Ritardi, fondi mancanti, problemi a non finire. La prossima grana per i Giochi del Mediterraneo si chiama Via del Mare: lo stadio di Lecce pure dovrà essere ristrutturato. Ma col nuovo mega progetto voluto dal governo non potrà essere pronto in tempo per la manifestazione. A meno di non sfrattare la squadra giallorossa. Non c’è pace le Olimpiadi in miniatura che dovranno tenersi in Puglia nel 2026. Proprio adesso che il peggio sembrava essere passato. Dal governo sono arrivati nuovi fondi, altri 25 milioni di euro, che serviranno a finanziare la gestione delle gare, a cui nessuno aveva pensato (l’esecutivo aveva stanziato ben 275 milioni per le opere dimenticandosi però la cassa del Comitato). A Taranto stanno finalmente partendo i lavori principali – è stato aperto il cantiere del Palazzetto del nuoto, per lo stadio Iacovone sono già state affidate le prime demolizioni – che più preoccupavano gli organizzatori. Chiuso il fronte tarantino, però, rischia di aprirsene un altro imprevisto a Lecce.
Anche lo stadio del capoluogo salentino fa infatti parte del masterplan, da sempre: qui si disputeranno alcune gare minori del torneo di calcio. Doveva pensarci il Comune, che però in estate ha alzato bandiera bianca, mollando la grana al commissario Massimo Ferrarese, che si avvarrà per la progettazione di Sport e Salute.
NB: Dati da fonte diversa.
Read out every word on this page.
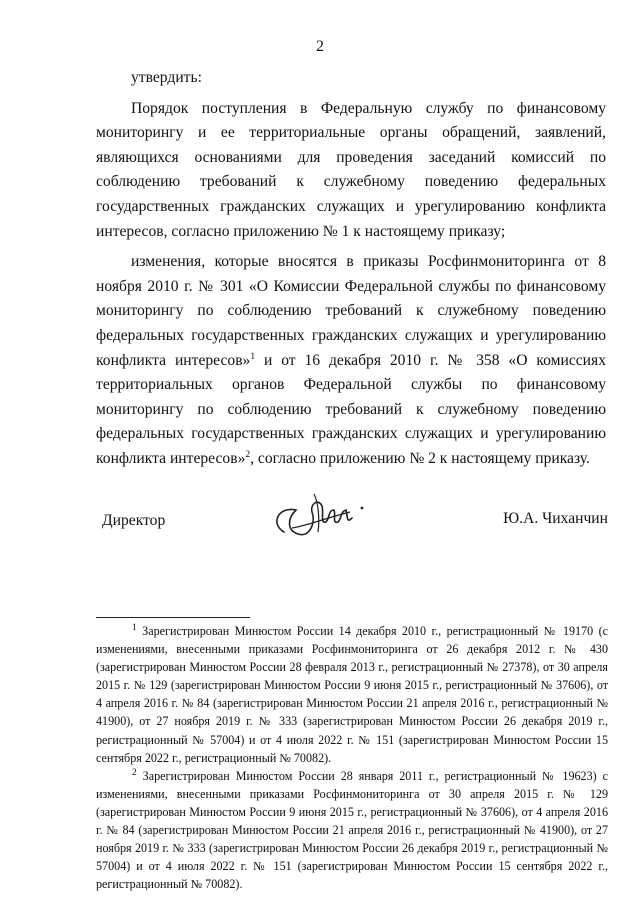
2

утвердить:

Порядок поступления в Федеральную службу по финансовому мониторингу и ее территориальные органы обращений, заявлений, являющихся основаниями для проведения заседаний комиссий по соблюдению требований к служебному поведению федеральных государственных гражданских служащих и урегулированию конфликта интересов, согласно приложению № 1 к настоящему приказу;

изменения, которые вносятся в приказы Росфинмониторинга от 8 ноября 2010 г. № 301 «О Комиссии Федеральной службы по финансовому мониторингу по соблюдению требований к служебному поведению федеральных государственных гражданских служащих и урегулированию конфликта интересов»$^1$ и от 16 декабря 2010 г. № 358 «О комиссиях территориальных органов Федеральной службы по финансовому мониторингу по соблюдению требований к служебному поведению федеральных государственных гражданских служащих и урегулированию конфликта интересов»$^2$, согласно приложению № 2 к настоящему приказу.

Директор	Ю.А. Чиханчин

$^1$ Зарегистрирован Минюстом России 14 декабря 2010 г., регистрационный № 19170 (с изменениями, внесенными приказами Росфинмониторинга от 26 декабря 2012 г. № 430 (зарегистрирован Минюстом России 28 февраля 2013 г., регистрационный № 27378), от 30 апреля 2015 г. № 129 (зарегистрирован Минюстом России 9 июня 2015 г., регистрационный № 37606), от 4 апреля 2016 г. № 84 (зарегистрирован Минюстом России 21 апреля 2016 г., регистрационный № 41900), от 27 ноября 2019 г. № 333 (зарегистрирован Минюстом России 26 декабря 2019 г., регистрационный № 57004) и от 4 июля 2022 г. № 151 (зарегистрирован Минюстом России 15 сентября 2022 г., регистрационный № 70082).

$^2$ Зарегистрирован Минюстом России 28 января 2011 г., регистрационный № 19623) с изменениями, внесенными приказами Росфинмониторинга от 30 апреля 2015 г. № 129 (зарегистрирован Минюстом России 9 июня 2015 г., регистрационный № 37606), от 4 апреля 2016 г. № 84 (зарегистрирован Минюстом России 21 апреля 2016 г., регистрационный № 41900), от 27 ноября 2019 г. № 333 (зарегистрирован Минюстом России 26 декабря 2019 г., регистрационный № 57004) и от 4 июля 2022 г. № 151 (зарегистрирован Минюстом России 15 сентября 2022 г., регистрационный № 70082).
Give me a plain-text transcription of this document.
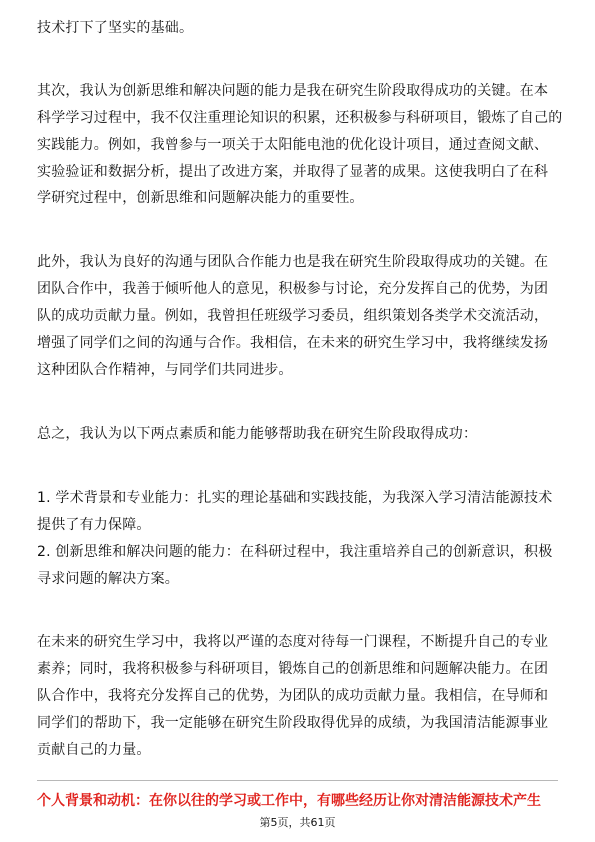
技术打下了坚实的基础。
其次，我认为创新思维和解决问题的能力是我在研究生阶段取得成功的关键。在本
科学学习过程中，我不仅注重理论知识的积累，还积极参与科研项目，锻炼了自己的
实践能力。例如，我曾参与一项关于太阳能电池的优化设计项目，通过查阅文献、
实验验证和数据分析，提出了改进方案，并取得了显著的成果。这使我明白了在科
学研究过程中，创新思维和问题解决能力的重要性。
此外，我认为良好的沟通与团队合作能力也是我在研究生阶段取得成功的关键。在
团队合作中，我善于倾听他人的意见，积极参与讨论，充分发挥自己的优势，为团
队的成功贡献力量。例如，我曾担任班级学习委员，组织策划各类学术交流活动，
增强了同学们之间的沟通与合作。我相信，在未来的研究生学习中，我将继续发扬
这种团队合作精神，与同学们共同进步。
总之，我认为以下两点素质和能力能够帮助我在研究生阶段取得成功：
1. 学术背景和专业能力：扎实的理论基础和实践技能，为我深入学习清洁能源技术
提供了有力保障。
2. 创新思维和解决问题的能力：在科研过程中，我注重培养自己的创新意识，积极
寻求问题的解决方案。
在未来的研究生学习中，我将以严谨的态度对待每一门课程，不断提升自己的专业
素养；同时，我将积极参与科研项目，锻炼自己的创新思维和问题解决能力。在团
队合作中，我将充分发挥自己的优势，为团队的成功贡献力量。我相信，在导师和
同学们的帮助下，我一定能够在研究生阶段取得优异的成绩，为我国清洁能源事业
贡献自己的力量。
个人背景和动机：在你以往的学习或工作中，有哪些经历让你对清洁能源技术产生
第5页，共61页
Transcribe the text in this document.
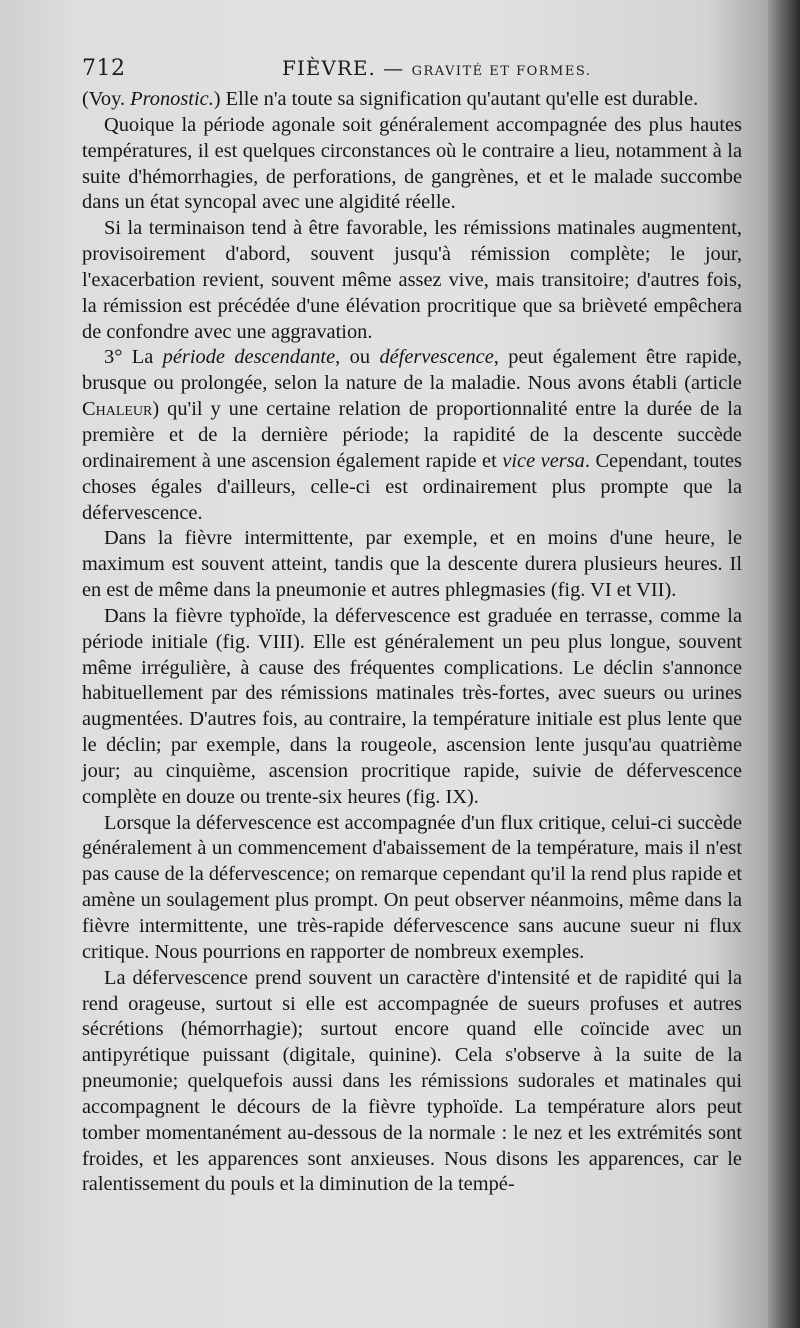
712	FIÈVRE. — GRAVITÉ ET FORMES.

(Voy. Pronostic.) Elle n'a toute sa signification qu'autant qu'elle est durable.

Quoique la période agonale soit généralement accompagnée des plus hautes températures, il est quelques circonstances où le contraire a lieu, notamment à la suite d'hémorrhagies, de perforations, de gangrènes, et et le malade succombe dans un état syncopal avec une algidité réelle.

Si la terminaison tend à être favorable, les rémissions matinales augmentent, provisoirement d'abord, souvent jusqu'à rémission complète; le jour, l'exacerbation revient, souvent même assez vive, mais transitoire; d'autres fois, la rémission est précédée d'une élévation procritique que sa brièveté empêchera de confondre avec une aggravation.

3° La période descendante, ou défervescence, peut également être rapide, brusque ou prolongée, selon la nature de la maladie. Nous avons établi (article Chaleur) qu'il y une certaine relation de proportionnalité entre la durée de la première et de la dernière période; la rapidité de la descente succède ordinairement à une ascension également rapide et vice versa. Cependant, toutes choses égales d'ailleurs, celle-ci est ordinairement plus prompte que la défervescence.

Dans la fièvre intermittente, par exemple, et en moins d'une heure, le maximum est souvent atteint, tandis que la descente durera plusieurs heures. Il en est de même dans la pneumonie et autres phlegmasies (fig. VI et VII).

Dans la fièvre typhoïde, la défervescence est graduée en terrasse, comme la période initiale (fig. VIII). Elle est généralement un peu plus longue, souvent même irrégulière, à cause des fréquentes complications. Le déclin s'annonce habituellement par des rémissions matinales très-fortes, avec sueurs ou urines augmentées. D'autres fois, au contraire, la température initiale est plus lente que le déclin; par exemple, dans la rougeole, ascension lente jusqu'au quatrième jour; au cinquième, ascension procritique rapide, suivie de défervescence complète en douze ou trente-six heures (fig. IX).

Lorsque la défervescence est accompagnée d'un flux critique, celui-ci succède généralement à un commencement d'abaissement de la température, mais il n'est pas cause de la défervescence; on remarque cependant qu'il la rend plus rapide et amène un soulagement plus prompt. On peut observer néanmoins, même dans la fièvre intermittente, une très-rapide défervescence sans aucune sueur ni flux critique. Nous pourrions en rapporter de nombreux exemples.

La défervescence prend souvent un caractère d'intensité et de rapidité qui la rend orageuse, surtout si elle est accompagnée de sueurs profuses et autres sécrétions (hémorrhagie); surtout encore quand elle coïncide avec un antipyrétique puissant (digitale, quinine). Cela s'observe à la suite de la pneumonie; quelquefois aussi dans les rémissions sudorales et matinales qui accompagnent le décours de la fièvre typhoïde. La température alors peut tomber momentanément au-dessous de la normale : le nez et les extrémités sont froides, et les apparences sont anxieuses. Nous disons les apparences, car le ralentissement du pouls et la diminution de la tempé-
Il vero problema del Via del Mare, però, è che il progetto come spesso accade in Italia nei grandi eventi è cambiato nel corso del tempo, si è dilatato: inizialmente doveva essere solo un piccolo restyling, 11 milioni di euro per rifare gli spogliatoi e alcuni interventi di facciata. In estate però sono arrivati altri 25 milioni, che porta il totale quindi a 36, per fare le cose in grande: verrà realizzata una copertura totale degli spalti, trasformando l’impianto in un’eccellenza regionale. Un ampliamento fortemente voluto dall’ex ministro Raffaele Fitto, che prima di volare in Europa aveva messo le mani sul grande evento che riguarda la Regione di cui è stato governatore, con un occhio di particolare riguardo per il suo Salento. Ma come al solito al governo hanno fatto i conti senza l’oste, o meglio senza le maestranze che poi i lavori devono farli.
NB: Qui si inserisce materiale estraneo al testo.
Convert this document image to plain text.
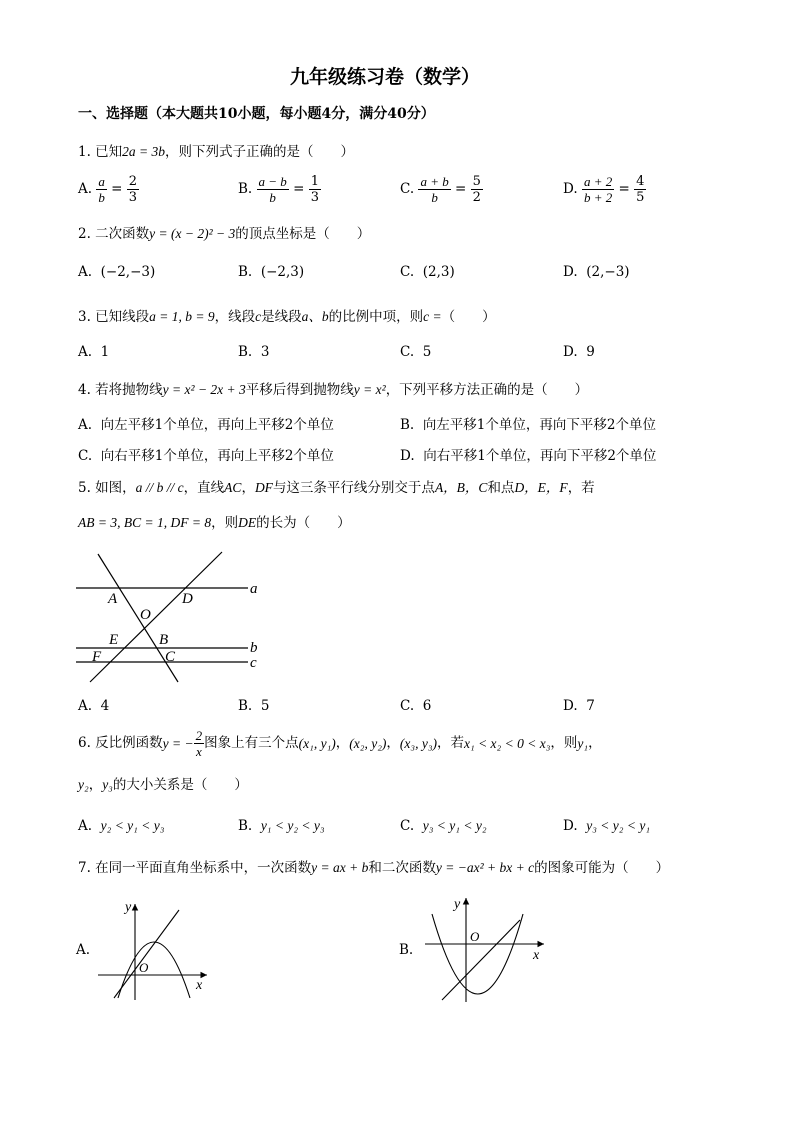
九年级练习卷（数学）
一、选择题（本大题共10小题，每小题4分，满分40分）
1. 已知2a = 3b，则下列式子正确的是（　　）
A. $\frac{a}{b} = \frac{2}{3}$	B. $\frac{a - b}{b} = \frac{1}{3}$	C. $\frac{a + b}{b} = \frac{5}{2}$	D. $\frac{a + 2}{b + 2} = \frac{4}{5}$
2. 二次函数y = (x − 2)² − 3的顶点坐标是（　　）
A. (−2,−3)	B. (−2,3)	C. (2,3)	D. (2,−3)
3. 已知线段a = 1, b = 9，线段c是线段a、b的比例中项，则c =（　　）
A. 1	B. 3	C. 5	D. 9
4. 若将抛物线y = x² − 2x + 3平移后得到抛物线y = x²，下列平移方法正确的是（　　）
A. 向左平移1个单位，再向上平移2个单位	B. 向左平移1个单位，再向下平移2个单位
C. 向右平移1个单位，再向上平移2个单位	D. 向右平移1个单位，再向下平移2个单位
5. 如图，a // b // c，直线AC，DF与这三条平行线分别交于点A，B，C和点D，E，F，若
AB = 3, BC = 1, DF = 8，则DE的长为（　　）
a
b
c
A	D
O
E	B
F	C
A. 4	B. 5	C. 6	D. 7
6. 反比例函数y = − $\frac{2}{x}$ 图象上有三个点(x₁, y₁)，(x₂, y₂)，(x₃, y₃)，若x₁ < x₂ < 0 < x₃，则y₁，
y₂，y₃的大小关系是（　　）
A. y₂ < y₁ < y₃	B. y₁ < y₂ < y₃	C. y₃ < y₁ < y₂	D. y₃ < y₂ < y₁
7. 在同一平面直角坐标系中，一次函数y = ax + b和二次函数y = −ax² + bx + c的图象可能为（　　）
A.
y
x
O
B.
y
x
O
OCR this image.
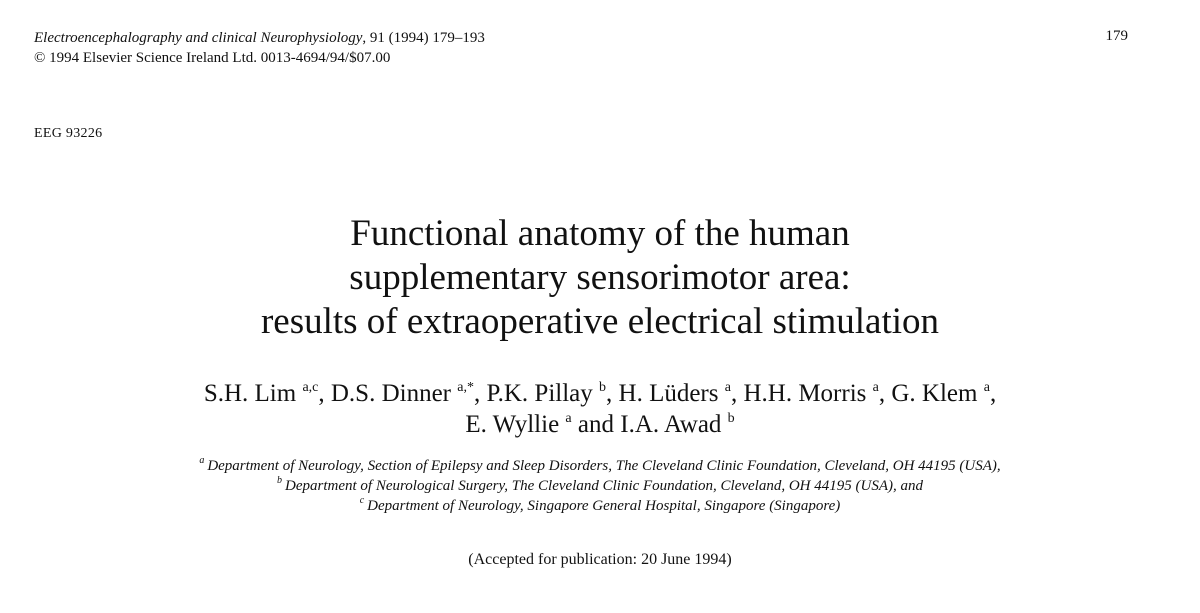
Electroencephalography and clinical Neurophysiology, 91 (1994) 179–193
© 1994 Elsevier Science Ireland Ltd. 0013-4694/94/$07.00
179
EEG 93226
Functional anatomy of the human
supplementary sensorimotor area:
results of extraoperative electrical stimulation
S.H. Lim $^{a,c}$, D.S. Dinner $^{a,*}$, P.K. Pillay $^b$, H. Lüders $^a$, H.H. Morris $^a$, G. Klem $^a$,
E. Wyllie $^a$ and I.A. Awad $^b$
$^a$ Department of Neurology, Section of Epilepsy and Sleep Disorders, The Cleveland Clinic Foundation, Cleveland, OH 44195 (USA),
$^b$ Department of Neurological Surgery, The Cleveland Clinic Foundation, Cleveland, OH 44195 (USA), and
$^c$ Department of Neurology, Singapore General Hospital, Singapore (Singapore)
(Accepted for publication: 20 June 1994)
Il vecchio progetto prevedeva essenzialmente dei ritocchi esterni, in tempi circoscritti, senza troppi disagi. Con il nuovo cambia tutto: bisogna toccare la struttura dell’impianto. La precedente amministrazione comunale aveva preparato solo un documento di indirizzo, che prevedeva 12 mesi per la realizzazione, chiaramente sottostimati. Una volta che il progetto è finito sul tavolo del commissario, è stato subito evidente il problema: per finire entro l’estate 2026, considerando che ad oggi non c’è ancora nulla (né un progetto definitivo, figuriamoci la gara), bisognerà lavorare a tappe forzate, chiudendo lo stadio. Ma non si può fare: ci gioca il Lecce e bisognerebbe sfrattarlo. Un po’ lo stesso problema che si è posto con lo Iacovone, con la differenza che mentre per il Taranto in Serie C una soluzione si può trovare, spostare in pianta stabile una squadra di Serie A è davvero complicato, oltre a causare un danno economico alla società del presidente Sticchi Damiani.
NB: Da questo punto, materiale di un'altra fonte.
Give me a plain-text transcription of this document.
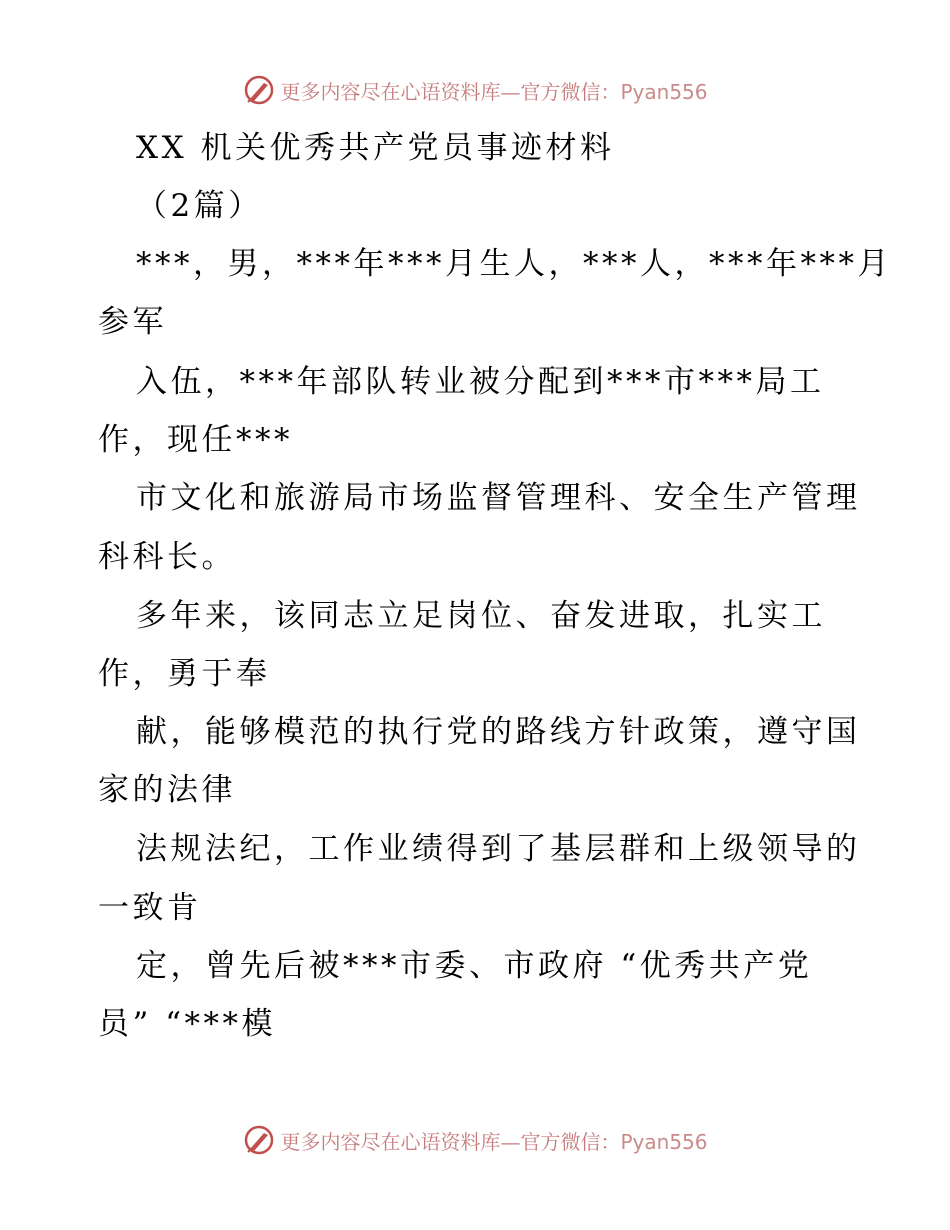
更多内容尽在心语资料库—官方微信：Pyan556
XX 机关优秀共产党员事迹材料
（2篇）
***，男，***年***月生人，***人，***年***月
参军
入伍，***年部队转业被分配到***市***局工
作，现任***
市文化和旅游局市场监督管理科、安全生产管理
科科长。
多年来，该同志立足岗位、奋发进取，扎实工
作，勇于奉
献，能够模范的执行党的路线方针政策，遵守国
家的法律
法规法纪，工作业绩得到了基层群和上级领导的
一致肯
定，曾先后被***市委、市政府 “优秀共产党
员” “***模
更多内容尽在心语资料库—官方微信：Pyan556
L’alternativa è realizzare l’intervento in parallelo alle partite di campionato, lavorando a spicchi sull’impianto, un po’ come è stato fatto di recente a Bergamo e Udine. Ma lì infatti i cantieri sono durati anni, un tempo che il commissario non può permettersi: i decreti con cui sono stati stanziati i fondi prevedono infatti che gli interventi debbano concludersi in tempo per i Giochi. Ad oggi, vista l’impossibilità materiale di rispettare questa condizione, non si può nemmeno bandire la gara. Si rischia di perdere i fondi. Escludendo l’ipotesi di cacciare il Lecce, servirà allora una deroga del governo che autorizzi a realizzare solo una parte (le tribune, ad esempio), e finire il resto (le curve) dopo il 2026. Un’opera per una manifestazione che non sarà pronta per la manifestazione. Il solito paradosso dei grandi eventi in Italia.